Valençay, 13 octobre 1837.—Voilà donc la duchesse de Saint-Leu morte! Que va devenir son fils? Le laissera-t-on sur nos frontières?

Mme Murat est toujours à Paris; on s'étonne que la mort du général Macdonald[ [88], à Florence, qu'on croyait son mari, et qui, dans tous les cas, lui était extrêmement dévoué, l'ait assez peu émue pour lui permettre d'aller au spectacle, et ne pas montrer les regrets qu'on doit lui supposer.

Ici, il n'est question que des élections qui approchent: elles paraissent être encore très incertaines, et défier tous les calculs. J'ai toujours vu qu'il en était ainsi à toutes les dissolutions de la Chambre. Les instructions ministérielles sont fort capricieuses: en général, proscription des doctrinaires et des gens du mouvement, mais avec tant et tant d'exceptions pour les uns et pour les autres, que nous avons d'étranges rapprochements. M. Thiers est fort calme, de belle et douce humeur politique; il parle beaucoup de ses quarante ans, et des glaces de l'âge; cependant, je ne m'y fierais pas, et si on le provoquait, il pourrait bien croiser le fer très vertement. Il est tout à fait revenu, non pas pour le passé, mais pour le présent, de ses idées d'intervention en Espagne. Je ne l'ai jamais vu si sage et si modéré, ce qui n'arrive qu'à ceux qui ont des goûts assez vifs, et assez de satisfaction d'amour-propre pour ne pas être pressés du pouvoir. Sa femme se déride un peu; elle a valsé hier soir de fort bonne humeur.

Valençay, 15 octobre 1837.—Toute la famille Thiers est partie hier. Quoique la mère ait été fort en frais, la jeune femme gracieuse à sa façon, et le mari, comme toujours, animé, spirituel et bon enfant, je ne suis pas fâchée de ce départ.

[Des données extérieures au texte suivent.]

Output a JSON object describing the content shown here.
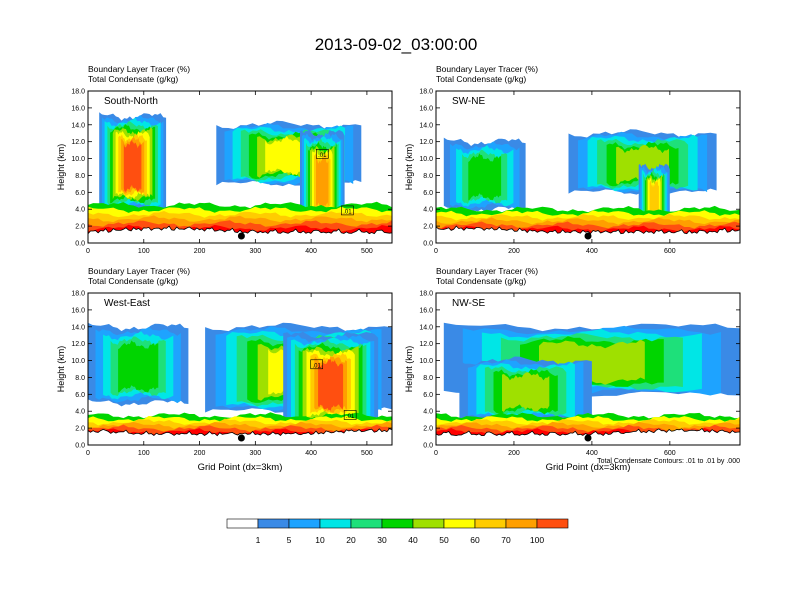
{
  "title": "2013-09-02_03:00:00",
  "palette": [
    "#ffffff",
    "#3a8ae6",
    "#1ea3ff",
    "#00e6e6",
    "#1ee07a",
    "#00d500",
    "#9fe000",
    "#ffff00",
    "#ffcc00",
    "#ff9f00",
    "#ff4f10",
    "#ff0000"
  ],
  "colorbar_labels": [
    "1",
    "5",
    "10",
    "20",
    "30",
    "40",
    "50",
    "60",
    "70",
    "100"
  ],
  "footnote": "Total Condensate Contours: .01 to .01 by .000",
  "chart_data": [
    {
      "type": "heatmap",
      "panel_label": "South-North",
      "title_lines": [
        "Boundary Layer Tracer   (%)",
        "Total Condensate   (g/kg)"
      ],
      "ylabel": "Height (km)",
      "xlabel": "",
      "xlim": [
        0,
        545
      ],
      "ylim": [
        0,
        18
      ],
      "xticks": [
        0,
        100,
        200,
        300,
        400,
        500
      ],
      "yticks": [
        "0.0",
        "2.0",
        "4.0",
        "6.0",
        "8.0",
        "10.0",
        "12.0",
        "14.0",
        "16.0",
        "18.0"
      ],
      "marker_x": 275,
      "contour_labels": [
        {
          "text": ".01",
          "x": 420,
          "y": 10.5
        },
        {
          "text": ".01",
          "x": 465,
          "y": 3.8
        }
      ],
      "bl_top_km": 4.5,
      "anvils": [
        {
          "x0": 20,
          "x1": 140,
          "y0": 4,
          "y1": 15,
          "peak": 10
        },
        {
          "x0": 230,
          "x1": 490,
          "y0": 7,
          "y1": 14,
          "peak": 7
        },
        {
          "x0": 380,
          "x1": 460,
          "y0": 2,
          "y1": 13,
          "peak": 9
        }
      ]
    },
    {
      "type": "heatmap",
      "panel_label": "SW-NE",
      "title_lines": [
        "Boundary Layer Tracer   (%)",
        "Total Condensate   (g/kg)"
      ],
      "ylabel": "Height (km)",
      "xlabel": "",
      "xlim": [
        0,
        780
      ],
      "ylim": [
        0,
        18
      ],
      "xticks": [
        0,
        200,
        400,
        600
      ],
      "yticks": [
        "0.0",
        "2.0",
        "4.0",
        "6.0",
        "8.0",
        "10.0",
        "12.0",
        "14.0",
        "16.0",
        "18.0"
      ],
      "marker_x": 390,
      "contour_labels": [],
      "bl_top_km": 4.0,
      "anvils": [
        {
          "x0": 20,
          "x1": 230,
          "y0": 4,
          "y1": 12,
          "peak": 5
        },
        {
          "x0": 340,
          "x1": 720,
          "y0": 6,
          "y1": 13,
          "peak": 6
        },
        {
          "x0": 520,
          "x1": 600,
          "y0": 2,
          "y1": 9,
          "peak": 8
        }
      ]
    },
    {
      "type": "heatmap",
      "panel_label": "West-East",
      "title_lines": [
        "Boundary Layer Tracer   (%)",
        "Total Condensate   (g/kg)"
      ],
      "ylabel": "Height (km)",
      "xlabel": "Grid Point (dx=3km)",
      "xlim": [
        0,
        545
      ],
      "ylim": [
        0,
        18
      ],
      "xticks": [
        0,
        100,
        200,
        300,
        400,
        500
      ],
      "yticks": [
        "0.0",
        "2.0",
        "4.0",
        "6.0",
        "8.0",
        "10.0",
        "12.0",
        "14.0",
        "16.0",
        "18.0"
      ],
      "marker_x": 275,
      "contour_labels": [
        {
          "text": ".01",
          "x": 410,
          "y": 9.5
        },
        {
          "text": ".01",
          "x": 470,
          "y": 3.5
        }
      ],
      "bl_top_km": 3.5,
      "anvils": [
        {
          "x0": 0,
          "x1": 180,
          "y0": 5,
          "y1": 14,
          "peak": 5
        },
        {
          "x0": 210,
          "x1": 545,
          "y0": 4,
          "y1": 14,
          "peak": 7
        },
        {
          "x0": 350,
          "x1": 520,
          "y0": 2,
          "y1": 13,
          "peak": 10
        }
      ]
    },
    {
      "type": "heatmap",
      "panel_label": "NW-SE",
      "title_lines": [
        "Boundary Layer Tracer   (%)",
        "Total Condensate   (g/kg)"
      ],
      "ylabel": "Height (km)",
      "xlabel": "Grid Point (dx=3km)",
      "xlim": [
        0,
        780
      ],
      "ylim": [
        0,
        18
      ],
      "xticks": [
        0,
        200,
        400,
        600
      ],
      "yticks": [
        "0.0",
        "2.0",
        "4.0",
        "6.0",
        "8.0",
        "10.0",
        "12.0",
        "14.0",
        "16.0",
        "18.0"
      ],
      "marker_x": 390,
      "contour_labels": [],
      "bl_top_km": 3.5,
      "anvils": [
        {
          "x0": 20,
          "x1": 780,
          "y0": 6,
          "y1": 14,
          "peak": 6
        },
        {
          "x0": 60,
          "x1": 400,
          "y0": 3,
          "y1": 10,
          "peak": 6
        }
      ]
    }
  ]
}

Valençay, 22 octobre 1837.—Nous allons avoir une seconde représentation dramatique; j'ai répété mon rôle, hier, avec M. de Valençay, pendant que tout le reste de la société était à la promenade.

J'ai reçu une lettre très soignée de Mme Dosne. En voici un passage intéressant: «Depuis notre arrivée, la maison a été prise d'assaut par des amis, des curieux, des gens intéressés à connaître les dispositions de M. Thiers. Il a vu M. Molé et M. de Montalivet, qui se disputent son amitié, puis il a été reçu, avec effusion, par la famille Royale; vous savez mieux que personne, Madame, à qui il le doit. Enfin, son passage à Paris a été très favorable et très politique. Il veut rester le défenseur du Ministère, tant que celui-ci vivra, et l'aider de son mieux, mais on lui doit réciprocité pour les élections. Demain, nous partons pour Lille où nous resterons autant que ma fille le voudra.»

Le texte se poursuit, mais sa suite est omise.